According to court documents, the defendants were located in or near a large marijuana cultivation site in the Sentinel Peak area of the Sequoia National Forest in Tulare County. As a result of the investigation, law enforcement agents seized over 16,205 marijuana plants, over 850 pounds of processed marijuana, and three firearms, including an assault rifle. Native vegetation was cut to make room for the marijuana plants. Trash and fertilizer containers were scattered throughout the site and a nearby stream.
The defendants were all detained pending trial. They are next scheduled to appear in U.S. Magistrate Court in Fresno on October 21, 2011, when they will be arraigned on the charges.
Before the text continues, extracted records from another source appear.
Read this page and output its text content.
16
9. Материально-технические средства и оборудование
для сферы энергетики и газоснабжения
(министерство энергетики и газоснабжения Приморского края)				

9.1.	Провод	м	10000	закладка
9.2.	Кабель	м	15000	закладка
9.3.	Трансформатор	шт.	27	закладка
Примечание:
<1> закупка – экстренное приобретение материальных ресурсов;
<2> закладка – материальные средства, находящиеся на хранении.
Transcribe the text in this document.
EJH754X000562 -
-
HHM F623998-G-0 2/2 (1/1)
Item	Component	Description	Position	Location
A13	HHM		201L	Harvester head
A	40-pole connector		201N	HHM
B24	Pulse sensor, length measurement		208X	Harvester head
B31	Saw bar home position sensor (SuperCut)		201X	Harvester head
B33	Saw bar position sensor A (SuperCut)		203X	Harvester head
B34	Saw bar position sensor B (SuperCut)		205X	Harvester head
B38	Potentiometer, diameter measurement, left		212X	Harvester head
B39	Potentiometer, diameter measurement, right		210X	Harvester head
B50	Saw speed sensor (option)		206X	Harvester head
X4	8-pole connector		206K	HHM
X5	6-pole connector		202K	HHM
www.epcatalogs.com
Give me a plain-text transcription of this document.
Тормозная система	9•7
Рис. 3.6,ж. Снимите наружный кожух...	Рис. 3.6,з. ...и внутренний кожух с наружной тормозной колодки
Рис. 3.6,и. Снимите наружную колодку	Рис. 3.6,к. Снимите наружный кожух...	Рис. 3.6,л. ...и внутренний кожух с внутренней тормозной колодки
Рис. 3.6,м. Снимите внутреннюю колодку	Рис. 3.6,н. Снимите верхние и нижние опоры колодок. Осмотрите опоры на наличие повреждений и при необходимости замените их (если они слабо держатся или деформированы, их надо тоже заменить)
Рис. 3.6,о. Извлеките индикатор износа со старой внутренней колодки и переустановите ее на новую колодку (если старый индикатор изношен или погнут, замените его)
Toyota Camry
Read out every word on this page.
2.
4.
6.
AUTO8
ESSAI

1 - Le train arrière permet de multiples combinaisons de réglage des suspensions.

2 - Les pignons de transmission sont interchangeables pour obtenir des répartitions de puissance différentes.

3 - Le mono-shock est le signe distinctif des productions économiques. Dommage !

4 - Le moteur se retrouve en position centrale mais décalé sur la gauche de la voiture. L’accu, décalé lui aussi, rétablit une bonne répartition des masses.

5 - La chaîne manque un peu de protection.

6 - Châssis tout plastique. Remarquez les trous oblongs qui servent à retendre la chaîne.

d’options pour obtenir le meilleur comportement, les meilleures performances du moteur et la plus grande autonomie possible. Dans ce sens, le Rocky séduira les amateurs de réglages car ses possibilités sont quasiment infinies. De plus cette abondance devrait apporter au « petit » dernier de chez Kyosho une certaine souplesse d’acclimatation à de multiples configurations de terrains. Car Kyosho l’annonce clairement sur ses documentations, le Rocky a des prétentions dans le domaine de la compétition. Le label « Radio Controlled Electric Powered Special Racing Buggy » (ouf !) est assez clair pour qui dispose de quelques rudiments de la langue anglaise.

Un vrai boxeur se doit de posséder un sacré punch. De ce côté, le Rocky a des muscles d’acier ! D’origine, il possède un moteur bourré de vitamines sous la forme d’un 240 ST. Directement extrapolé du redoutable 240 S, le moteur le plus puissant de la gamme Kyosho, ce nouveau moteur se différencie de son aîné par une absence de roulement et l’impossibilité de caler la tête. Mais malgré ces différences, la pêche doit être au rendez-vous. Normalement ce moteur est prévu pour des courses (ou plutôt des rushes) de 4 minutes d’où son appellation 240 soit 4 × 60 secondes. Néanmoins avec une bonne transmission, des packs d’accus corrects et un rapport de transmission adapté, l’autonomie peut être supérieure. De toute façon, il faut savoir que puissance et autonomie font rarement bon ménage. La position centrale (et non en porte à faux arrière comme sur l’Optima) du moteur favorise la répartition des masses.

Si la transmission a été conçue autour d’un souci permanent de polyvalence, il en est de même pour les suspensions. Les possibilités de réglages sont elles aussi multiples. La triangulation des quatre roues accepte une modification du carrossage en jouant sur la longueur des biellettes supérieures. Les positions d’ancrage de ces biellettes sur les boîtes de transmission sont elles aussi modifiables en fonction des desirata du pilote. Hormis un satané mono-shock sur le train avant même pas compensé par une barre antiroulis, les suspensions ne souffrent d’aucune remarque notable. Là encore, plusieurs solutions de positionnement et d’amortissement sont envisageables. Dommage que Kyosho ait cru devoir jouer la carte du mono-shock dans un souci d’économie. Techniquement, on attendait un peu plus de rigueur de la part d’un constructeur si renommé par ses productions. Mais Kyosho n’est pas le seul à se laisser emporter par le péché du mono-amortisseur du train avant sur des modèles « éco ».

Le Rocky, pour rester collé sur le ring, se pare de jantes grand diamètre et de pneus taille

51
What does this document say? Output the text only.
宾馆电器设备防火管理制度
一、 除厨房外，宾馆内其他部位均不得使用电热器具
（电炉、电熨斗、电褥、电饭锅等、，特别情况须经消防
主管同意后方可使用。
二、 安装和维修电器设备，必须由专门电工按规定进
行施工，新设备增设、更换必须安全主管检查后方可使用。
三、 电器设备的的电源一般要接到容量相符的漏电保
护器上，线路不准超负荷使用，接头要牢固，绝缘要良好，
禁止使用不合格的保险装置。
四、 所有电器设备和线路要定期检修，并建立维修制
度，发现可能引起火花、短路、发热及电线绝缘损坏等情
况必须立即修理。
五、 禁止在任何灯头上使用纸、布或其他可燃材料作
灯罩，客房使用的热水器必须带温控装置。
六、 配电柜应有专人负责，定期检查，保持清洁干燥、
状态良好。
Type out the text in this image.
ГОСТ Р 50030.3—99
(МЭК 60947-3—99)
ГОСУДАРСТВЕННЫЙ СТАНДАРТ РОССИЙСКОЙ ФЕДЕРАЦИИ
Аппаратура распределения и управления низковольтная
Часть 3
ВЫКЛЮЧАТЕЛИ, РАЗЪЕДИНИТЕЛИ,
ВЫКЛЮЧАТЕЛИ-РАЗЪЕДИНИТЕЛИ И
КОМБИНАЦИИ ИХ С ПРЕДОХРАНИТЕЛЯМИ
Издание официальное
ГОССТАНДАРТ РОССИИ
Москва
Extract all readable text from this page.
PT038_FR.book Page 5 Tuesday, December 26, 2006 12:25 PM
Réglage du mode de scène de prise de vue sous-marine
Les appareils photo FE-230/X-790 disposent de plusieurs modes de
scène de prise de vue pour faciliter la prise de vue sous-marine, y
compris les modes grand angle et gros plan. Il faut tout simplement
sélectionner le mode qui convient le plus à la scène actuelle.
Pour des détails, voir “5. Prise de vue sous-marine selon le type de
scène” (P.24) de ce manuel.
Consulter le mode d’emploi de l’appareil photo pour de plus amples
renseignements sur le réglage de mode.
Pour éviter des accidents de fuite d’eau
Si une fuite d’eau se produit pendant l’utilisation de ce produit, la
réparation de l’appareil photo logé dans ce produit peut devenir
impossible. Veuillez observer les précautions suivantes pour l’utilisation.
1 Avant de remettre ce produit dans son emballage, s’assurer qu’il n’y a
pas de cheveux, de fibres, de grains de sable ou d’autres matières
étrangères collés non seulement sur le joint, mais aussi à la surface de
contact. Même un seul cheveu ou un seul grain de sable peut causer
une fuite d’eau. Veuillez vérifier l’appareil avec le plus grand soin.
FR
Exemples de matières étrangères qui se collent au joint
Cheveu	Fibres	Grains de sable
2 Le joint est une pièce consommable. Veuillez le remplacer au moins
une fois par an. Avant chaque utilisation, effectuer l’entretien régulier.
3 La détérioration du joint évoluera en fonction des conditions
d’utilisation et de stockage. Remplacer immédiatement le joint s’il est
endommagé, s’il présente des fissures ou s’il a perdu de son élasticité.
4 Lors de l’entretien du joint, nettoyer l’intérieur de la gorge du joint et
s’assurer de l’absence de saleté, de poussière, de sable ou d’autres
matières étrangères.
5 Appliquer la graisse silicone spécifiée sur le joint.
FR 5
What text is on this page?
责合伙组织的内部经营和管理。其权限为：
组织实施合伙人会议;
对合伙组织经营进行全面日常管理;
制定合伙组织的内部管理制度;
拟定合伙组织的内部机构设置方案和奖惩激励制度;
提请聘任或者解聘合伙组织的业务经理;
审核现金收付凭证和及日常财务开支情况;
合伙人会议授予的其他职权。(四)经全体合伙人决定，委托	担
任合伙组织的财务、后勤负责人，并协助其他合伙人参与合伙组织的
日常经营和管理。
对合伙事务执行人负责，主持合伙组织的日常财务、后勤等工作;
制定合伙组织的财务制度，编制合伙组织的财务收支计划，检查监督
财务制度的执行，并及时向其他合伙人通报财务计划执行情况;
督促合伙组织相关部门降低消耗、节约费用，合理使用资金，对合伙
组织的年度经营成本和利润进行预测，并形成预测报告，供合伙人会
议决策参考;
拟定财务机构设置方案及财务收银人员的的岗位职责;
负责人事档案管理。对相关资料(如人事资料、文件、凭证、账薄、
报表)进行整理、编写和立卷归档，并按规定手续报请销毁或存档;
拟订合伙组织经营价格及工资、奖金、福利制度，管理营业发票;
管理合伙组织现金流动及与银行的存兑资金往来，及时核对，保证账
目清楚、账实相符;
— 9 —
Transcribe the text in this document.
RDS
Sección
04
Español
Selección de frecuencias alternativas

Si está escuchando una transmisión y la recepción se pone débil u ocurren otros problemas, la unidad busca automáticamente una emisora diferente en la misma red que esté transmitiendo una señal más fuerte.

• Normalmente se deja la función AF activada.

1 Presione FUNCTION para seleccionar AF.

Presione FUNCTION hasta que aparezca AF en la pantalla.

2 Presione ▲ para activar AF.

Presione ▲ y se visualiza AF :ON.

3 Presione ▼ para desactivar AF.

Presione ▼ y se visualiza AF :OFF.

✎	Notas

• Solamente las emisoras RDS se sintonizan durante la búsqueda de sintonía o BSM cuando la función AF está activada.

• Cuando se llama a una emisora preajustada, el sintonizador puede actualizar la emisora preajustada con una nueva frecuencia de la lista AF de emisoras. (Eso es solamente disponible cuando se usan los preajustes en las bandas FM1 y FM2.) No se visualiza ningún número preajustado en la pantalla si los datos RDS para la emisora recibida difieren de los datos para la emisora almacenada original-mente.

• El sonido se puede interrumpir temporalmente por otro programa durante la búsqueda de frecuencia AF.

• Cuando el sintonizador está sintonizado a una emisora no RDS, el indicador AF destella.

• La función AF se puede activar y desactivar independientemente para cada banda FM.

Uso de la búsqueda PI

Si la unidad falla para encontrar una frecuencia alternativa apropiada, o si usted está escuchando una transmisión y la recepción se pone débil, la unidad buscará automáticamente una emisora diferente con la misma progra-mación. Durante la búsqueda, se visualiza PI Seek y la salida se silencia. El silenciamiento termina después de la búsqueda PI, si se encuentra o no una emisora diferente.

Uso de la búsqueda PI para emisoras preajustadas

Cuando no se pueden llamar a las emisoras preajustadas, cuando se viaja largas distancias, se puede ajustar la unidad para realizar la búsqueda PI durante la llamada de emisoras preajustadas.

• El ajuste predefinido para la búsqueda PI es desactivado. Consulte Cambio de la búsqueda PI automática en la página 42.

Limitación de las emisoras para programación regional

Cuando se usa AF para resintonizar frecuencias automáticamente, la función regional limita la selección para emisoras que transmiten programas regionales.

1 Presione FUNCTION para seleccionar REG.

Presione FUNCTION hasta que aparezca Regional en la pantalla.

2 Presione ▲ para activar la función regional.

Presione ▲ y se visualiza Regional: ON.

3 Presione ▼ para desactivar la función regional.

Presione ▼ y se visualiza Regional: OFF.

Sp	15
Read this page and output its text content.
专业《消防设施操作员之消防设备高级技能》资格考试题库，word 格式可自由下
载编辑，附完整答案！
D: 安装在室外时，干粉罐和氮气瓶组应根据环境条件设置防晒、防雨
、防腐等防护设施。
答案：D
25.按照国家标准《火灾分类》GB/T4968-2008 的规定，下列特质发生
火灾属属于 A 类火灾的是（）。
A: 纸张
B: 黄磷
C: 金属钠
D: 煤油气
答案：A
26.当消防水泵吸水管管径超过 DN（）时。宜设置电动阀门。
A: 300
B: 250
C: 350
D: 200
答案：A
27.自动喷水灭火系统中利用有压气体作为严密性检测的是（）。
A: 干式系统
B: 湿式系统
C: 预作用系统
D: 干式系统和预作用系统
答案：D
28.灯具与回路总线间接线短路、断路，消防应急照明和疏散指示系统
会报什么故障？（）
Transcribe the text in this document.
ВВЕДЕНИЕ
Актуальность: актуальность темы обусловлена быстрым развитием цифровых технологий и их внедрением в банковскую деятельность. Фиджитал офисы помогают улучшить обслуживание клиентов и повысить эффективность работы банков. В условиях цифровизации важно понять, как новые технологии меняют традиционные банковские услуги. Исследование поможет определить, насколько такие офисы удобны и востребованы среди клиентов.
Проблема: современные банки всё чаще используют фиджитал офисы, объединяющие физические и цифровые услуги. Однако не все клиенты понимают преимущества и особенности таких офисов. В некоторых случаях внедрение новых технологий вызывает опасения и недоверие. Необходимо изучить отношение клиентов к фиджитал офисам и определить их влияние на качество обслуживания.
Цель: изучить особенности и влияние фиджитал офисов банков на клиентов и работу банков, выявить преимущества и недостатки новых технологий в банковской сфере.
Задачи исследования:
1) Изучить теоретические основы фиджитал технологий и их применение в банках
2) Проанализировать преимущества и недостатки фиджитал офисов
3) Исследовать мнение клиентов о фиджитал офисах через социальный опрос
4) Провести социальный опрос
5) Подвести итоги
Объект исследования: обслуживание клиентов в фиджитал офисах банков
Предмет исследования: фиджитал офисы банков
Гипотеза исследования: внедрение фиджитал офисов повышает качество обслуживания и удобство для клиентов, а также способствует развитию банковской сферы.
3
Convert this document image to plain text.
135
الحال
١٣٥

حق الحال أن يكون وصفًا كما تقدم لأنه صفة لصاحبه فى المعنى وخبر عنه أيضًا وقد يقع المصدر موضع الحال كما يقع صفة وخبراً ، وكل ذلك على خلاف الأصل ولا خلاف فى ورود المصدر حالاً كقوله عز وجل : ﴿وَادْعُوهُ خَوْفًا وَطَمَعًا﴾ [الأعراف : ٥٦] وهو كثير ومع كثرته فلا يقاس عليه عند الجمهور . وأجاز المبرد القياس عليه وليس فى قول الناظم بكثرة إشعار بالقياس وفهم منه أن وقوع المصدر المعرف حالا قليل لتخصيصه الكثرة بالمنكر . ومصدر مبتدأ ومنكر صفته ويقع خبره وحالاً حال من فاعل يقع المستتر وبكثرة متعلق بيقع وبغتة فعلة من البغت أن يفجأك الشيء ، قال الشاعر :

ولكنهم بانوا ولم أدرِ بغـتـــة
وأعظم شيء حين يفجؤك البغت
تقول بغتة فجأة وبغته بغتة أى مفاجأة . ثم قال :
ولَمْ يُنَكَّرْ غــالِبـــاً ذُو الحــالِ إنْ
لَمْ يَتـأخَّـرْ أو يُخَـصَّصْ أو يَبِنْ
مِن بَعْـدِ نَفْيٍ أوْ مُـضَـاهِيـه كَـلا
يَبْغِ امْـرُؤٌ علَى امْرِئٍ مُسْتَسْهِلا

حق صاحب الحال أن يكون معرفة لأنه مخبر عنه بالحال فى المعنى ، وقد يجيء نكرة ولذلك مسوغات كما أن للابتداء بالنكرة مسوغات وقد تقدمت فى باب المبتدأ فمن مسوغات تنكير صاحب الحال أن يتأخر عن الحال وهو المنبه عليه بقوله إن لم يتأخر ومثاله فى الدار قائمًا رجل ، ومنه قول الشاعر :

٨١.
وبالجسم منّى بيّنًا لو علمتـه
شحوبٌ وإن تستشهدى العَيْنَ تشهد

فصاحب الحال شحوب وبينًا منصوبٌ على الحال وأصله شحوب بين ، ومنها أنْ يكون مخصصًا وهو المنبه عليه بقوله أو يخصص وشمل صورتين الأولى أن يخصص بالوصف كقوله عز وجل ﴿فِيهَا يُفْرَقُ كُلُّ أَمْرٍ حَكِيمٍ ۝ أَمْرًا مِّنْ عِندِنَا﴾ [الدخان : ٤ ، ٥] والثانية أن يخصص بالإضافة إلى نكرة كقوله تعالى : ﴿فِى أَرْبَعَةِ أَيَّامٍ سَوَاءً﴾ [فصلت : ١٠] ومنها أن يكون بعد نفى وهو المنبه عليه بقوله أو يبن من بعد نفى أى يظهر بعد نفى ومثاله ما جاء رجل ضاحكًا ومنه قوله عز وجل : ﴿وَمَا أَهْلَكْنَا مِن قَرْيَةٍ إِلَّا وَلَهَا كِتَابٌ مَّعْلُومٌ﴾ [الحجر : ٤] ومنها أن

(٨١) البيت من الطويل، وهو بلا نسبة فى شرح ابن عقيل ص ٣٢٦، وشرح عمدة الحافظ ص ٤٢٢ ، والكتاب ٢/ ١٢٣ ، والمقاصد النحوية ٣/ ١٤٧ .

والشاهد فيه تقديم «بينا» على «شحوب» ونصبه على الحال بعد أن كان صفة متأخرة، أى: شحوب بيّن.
The drug charges all carry a mandatory minimum penalty of 10 years and a maximum term of life in prison and a $10 million fine. If convicted of damaging pubic land and natural resources, the defendants face a sentence of 10 years in prison and a $250,000 fine. The maximum sentence for the immigration offense is six months in prison and a $5,000 fine. The actual sentences, however, will be determined at the discretion of the court after consideration of any applicable statutory sentencing factors and the Federal Sentencing Guidelines, which take into account a number of variables.
The charges are only allegations and the defendants are presumed innocent until and unless proven guilty beyond a reasonable doubt.